Si un mot peut définir Le cheval de fer de John Ford, c’est bien ‘’rêve’’. En effet, cette aventure homérique retrace l’accomplissement du désir de l’humanité blanche : la civilisation, moyennant la construction d’une ligne de chemin de fer transcontinentale. Ce rêve, transmis dans le film d’un personnage à l’autre, d’un vieux travailleur à son fils en passant par le jeune politicien Abe (Lincoln), forme le cœur de l’œuvre. Pourtant ce terme peut aussi désigner le film en lui-même, rêve de la Fox de concurrencer La caravane vers l’Ouest de la Paramount, et de John Ford qui tiendra là son premier gros succès. C’est aussi le premier rôle de George O’brien, jusque-là cascadeur, et qui jouera dans de nombreux westerns par la suite, notamment chez John Ford (Trois sublimes canailles, Le massacre de Fort Apache, La charge héroïque). Et bien-sûr, le film est une (autre) ode aux valeurs américaines, du courage, de la persévérance, comme dans La caravane vers l’Ouest.
John Ford affirme dès le premier carton sa volonté de créer une fresque historique : on retrouve bien-sûr Abraham Lincoln, Buffalo Bill et Wild Bill Hickok mais aussi le nom des villes, les différentes provenances ethniques des travailleurs (chinois, afro-américains, irlandais…) ainsi que des petits détails comme la chute comique des indiens qui fait penser à une anecdote réelle. L’atmosphère est très réaliste, des costumes aux décors, en passant par la justice de bar, à la Roy Bean. Et évidemment l’éternel sujet du propriétaire terrien cupide qui ne recule devant rien, qui sera repris dans de nombreux westerns par la suite. Dans Il était une fois dans l’Ouest, par contre, c’est l’inverse : c’est le gars de la compagnie de chemin de fer qui est cupide et ambitieux… Comme quoi le sujet reste le même, les rôles sont juste interchangeables !

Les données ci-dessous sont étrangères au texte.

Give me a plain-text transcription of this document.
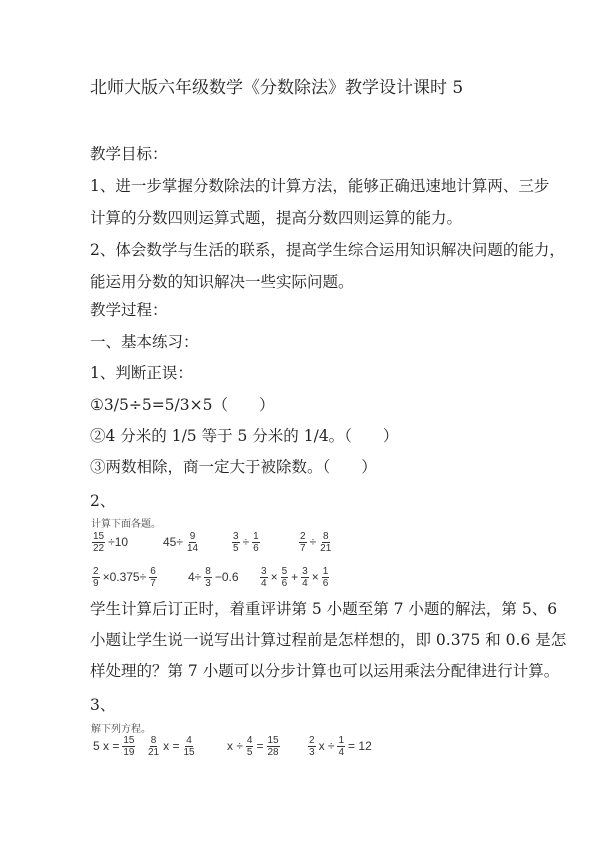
北师大版六年级数学《分数除法》教学设计课时 5
教学目标：
1、进一步掌握分数除法的计算方法，能够正确迅速地计算两、三步
计算的分数四则运算式题，提高分数四则运算的能力。
2、体会数学与生活的联系，提高学生综合运用知识解决问题的能力，
能运用分数的知识解决一些实际问题。
教学过程：
一、基本练习：
1、判断正误：
①3/5÷5=5/3×5（　　）
②4 分米的 1/5 等于 5 分米的 1/4。（　　）
③两数相除，商一定大于被除数。（　　）
2、
计算下面各题。
$\frac{15}{22} \div 10$	$45\div \frac{9}{14}$	$\frac{3}{5} \div \frac{1}{6}$	$\frac{2}{7} \div \frac{8}{21}$
$\frac{2}{9} \times 0.375\div \frac{6}{7}$	$4\div \frac{8}{3} -0.6 \frac{3}{4} \times \frac{5}{6} + \frac{3}{4} \times \frac{1}{6}$
学生计算后订正时，着重评讲第 5 小题至第 7 小题的解法，第 5、6
小题让学生说一说写出计算过程前是怎样想的，即 0.375 和 0.6 是怎
样处理的？第 7 小题可以分步计算也可以运用乘法分配律进行计算。
3、
解下列方程。
5 $x = \frac{15}{19} \frac{8}{21}$ $x = \frac{4}{15}$	$x \div \frac{4}{5} = \frac{15}{28}$	$\frac{2}{3}$ $x \div \frac{1}{4} = 12$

Pourtant ce qui fait la force du film n’est pas tellement son aspect historique à mon avis, mais les talents de conteur de John Ford. Le scénario ne manque pas de complexité ni de piment. Les histoires et personnages secondaires se multiplient, tous plus attachants les uns que les autres : des mariages, des divorces, une histoire d’amour et une de vengeance. On ne peut qu’apprécier le comique apporté par les trois ouvriers irlandais au sérieux général de l’œuvre. S’il est peut-être le premier à maîtriser cette technique, il ne sera certainement pas le dernier (on pense tous aux personnages de secondaires de Disney, des premiers films d’animation à Pirates des Caraïbes). Les séquences s’enchaînent avec un bon rythme, les deux heures trente passent vite, et on a droit à une bonne interprétation et à quelques séquences virtuoses, comme le montage de la chasse des bisons, ou de l’attaque indienne. J’ai particulièrement apprécié le soin apporté aux cartons, de véritables chefs d’œuvres picturaux, qui créent de jolies pauses visuelles.

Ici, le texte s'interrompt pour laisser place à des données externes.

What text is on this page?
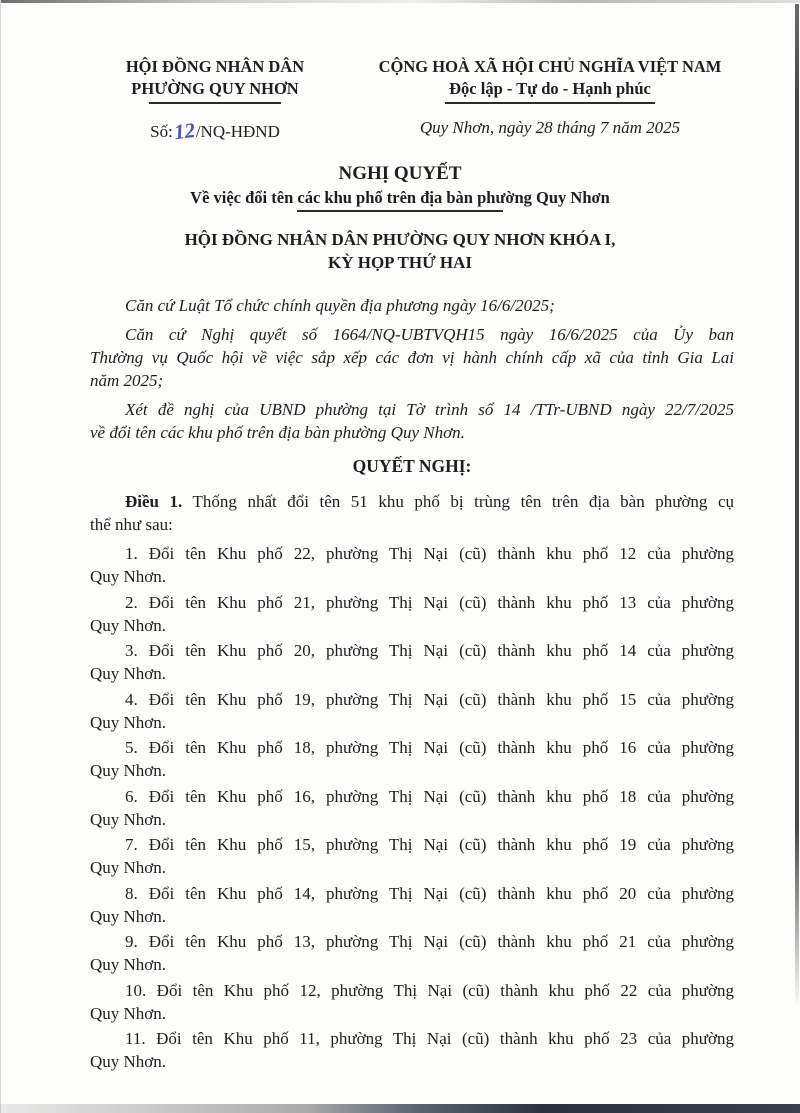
HỘI ĐỒNG NHÂN DÂN
PHƯỜNG QUY NHƠN
CỘNG HOÀ XÃ HỘI CHỦ NGHĨA VIỆT NAM
Độc lập - Tự do - Hạnh phúc
Số:12/NQ-HĐND	Quy Nhơn, ngày 28 tháng 7 năm 2025
NGHỊ QUYẾT
Về việc đổi tên các khu phố trên địa bàn phường Quy Nhơn
HỘI ĐỒNG NHÂN DÂN PHƯỜNG QUY NHƠN KHÓA I,
KỲ HỌP THỨ HAI
Căn cứ Luật Tổ chức chính quyền địa phương ngày 16/6/2025;
Căn cứ Nghị quyết số 1664/NQ-UBTVQH15 ngày 16/6/2025 của Ủy ban
Thường vụ Quốc hội về việc sắp xếp các đơn vị hành chính cấp xã của tỉnh Gia Lai
năm 2025;
Xét đề nghị của UBND phường tại Tờ trình số 14 /TTr-UBND ngày 22/7/2025
về đổi tên các khu phố trên địa bàn phường Quy Nhơn.
QUYẾT NGHỊ:
Điều 1. Thống nhất đổi tên 51 khu phố bị trùng tên trên địa bàn phường cụ
thể như sau:
1. Đổi tên Khu phố 22, phường Thị Nại (cũ) thành khu phố 12 của phường
Quy Nhơn.
2. Đổi tên Khu phố 21, phường Thị Nại (cũ) thành khu phố 13 của phường
Quy Nhơn.
3. Đổi tên Khu phố 20, phường Thị Nại (cũ) thành khu phố 14 của phường
Quy Nhơn.
4. Đổi tên Khu phố 19, phường Thị Nại (cũ) thành khu phố 15 của phường
Quy Nhơn.
5. Đổi tên Khu phố 18, phường Thị Nại (cũ) thành khu phố 16 của phường
Quy Nhơn.
6. Đổi tên Khu phố 16, phường Thị Nại (cũ) thành khu phố 18 của phường
Quy Nhơn.
7. Đổi tên Khu phố 15, phường Thị Nại (cũ) thành khu phố 19 của phường
Quy Nhơn.
8. Đổi tên Khu phố 14, phường Thị Nại (cũ) thành khu phố 20 của phường
Quy Nhơn.
9. Đổi tên Khu phố 13, phường Thị Nại (cũ) thành khu phố 21 của phường
Quy Nhơn.
10. Đổi tên Khu phố 12, phường Thị Nại (cũ) thành khu phố 22 của phường
Quy Nhơn.
11. Đổi tên Khu phố 11, phường Thị Nại (cũ) thành khu phố 23 của phường
Quy Nhơn.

Quelques critiques cependant : l’histoire d’amour comme celle de vengeance sont assez prévisibles, et leur réussite est en grande partie portée par le jeu d’acteur, et surement pas sur leur crédibilité ni inventivité. De plus, même si on y est habitué dans les premiers John Ford, on ressent un manichéisme certain dans le point de vue des indiens (ridicules et harcelant les blancs sans raison) ainsi que dans celui des chinois (tournés en dérision par la musique, et faussement intégrés à la communauté). Il faut rappeler qu’ils étaient traités comme des esclaves et que beaucoup mourir à la tache).
Cela ne gâche pas non plus le plaisir éprouvé lors de la vision de ce bon western, maîtrisé, rempli d’émotions sans en déborder. On ne s’ennuie pas malgré la durée importante. Et s’il vous prend l’envie de découvrir d’autres John Ford muets, je ne peux que conseiller Trois sublimes canailles, magnifique.